The two of them crawled through the duct in silence for several minutes, the only thing cutting through the quiet their breathing and the muffled thumping of their knees and hands on the dusty ground. Then, startling Taffyta, Vanellope spoke. "He would've done just about anything to get you out of there. Doi."

"Just like Ralph wanted you out of there," Taffyta said. "Big deal. I would've done the same, but it's not like I'm going to fight off any monsters any time soon."

"Maybe we should do some kind of monster fighting bootcamp. Then we don't have to rely on a couple big, dumb guys to look out for us."

Despite herself, Taffyta laughed. When was the last time she'd really, genuinely laughed at anything Vanellope had said? Of course, King Candy was the opposite of big and dumb, and—shit, she was thinking about him again, there went that resolution. The reality of the situation hit her all over again and she had to suck in a breath to keep her laugh from turning into a sob. What was she going to do if—deep breath, Taffyta—if he wasn't okay? If he didn't come climbing out of this duct in twenty or thirty minutes, that easy, charming smile on his face that made her heart pound? If everything he'd survived came to an end in this horrible place?

Just as she thought this, the flashlight, followed by her head, clanged against the end of the duct. "Ouch! Dammit!" she swore.

"Hey, look at that, little miss pretty princess does have a potty mouth, after all," Vanellope said with a laugh. "What's up?"

Taffyta raised a fist and knocked hesitantly against the wall. "This is it. We can't go any farther."

"Huh? Isn't there a turn or something?" Vanellope squeezed alongside her, though there really wasn't enough space.

"No," Taffyta said, frustration fighting with despair in her voice. Was this her fault? Had she missed the turn? Misunderstood King Candy's directions?

There was a noise from somewhere behind them and both women froze. Taffyta swallowed hard. Barely daring to breathe, she twisted and shined the flashlight back the way they'd come.

Nothing. Just dull, gray walls and the beam of light growing more diffuse until blackness swallowed it. "Do you think that thing's in here with us?" she asked, her voice coming out as a squeak.

Vanellope's head was cocked. "That might've been Ralph chucking it against the wall," she said slowly. "But…it might not've been."

Licking her lips, Taffyta knocked on the wall again. It sounded hollow on the other side, but that made sense—they were in a duct, after all. Anything could be on the other side of this wall, including a hundred foot plummet into more of whatever was following them.

Experimentally, she pushed at it. It gave. No duh. She'd been feeling the metal bow out under her knees the entire time they'd been crawling. But—was it just her imagination, or did she also feel it shift down?

It was almost imperceptible. Holding her breath, she gave it another push. Yes! There! She'd definitely felt it move. It wasn't just a wall—it was a panel.
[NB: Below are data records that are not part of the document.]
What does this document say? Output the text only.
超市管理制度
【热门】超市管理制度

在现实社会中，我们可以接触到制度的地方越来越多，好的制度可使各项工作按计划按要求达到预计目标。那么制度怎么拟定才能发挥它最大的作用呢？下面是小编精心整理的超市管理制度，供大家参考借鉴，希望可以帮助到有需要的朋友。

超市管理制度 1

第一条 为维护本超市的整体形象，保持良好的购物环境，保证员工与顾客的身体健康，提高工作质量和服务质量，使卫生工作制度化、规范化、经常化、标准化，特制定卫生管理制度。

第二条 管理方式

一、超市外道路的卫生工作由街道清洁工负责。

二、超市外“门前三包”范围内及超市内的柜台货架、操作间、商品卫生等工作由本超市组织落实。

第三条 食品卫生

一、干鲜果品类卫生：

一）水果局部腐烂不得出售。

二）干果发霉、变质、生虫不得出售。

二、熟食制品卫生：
Her heart beating faster, she scrabbled at the bottom of it. There had to be something, a groove or an edge, that she could catch with her fingers. "Vanellope, help me for a second, we should be able to pop this panel out—" Just then, her fingers slipped into a gap between the panel and the wall. She wedged them in and yanked, and with a creak of protest, the panel came away in her hands.

"Looks like you've got it under control," Vanellope said dryly.

Dim, gray light flooded the duct. Taffyta's eyes watered, unused to anything brighter than the flashlight's beam, and she threw a hand up in front of her face. But even when she was able to put her hand down, she hesitated at the threshold of the door she'd opened. Something could be out there—something as bad as what they'd left behind.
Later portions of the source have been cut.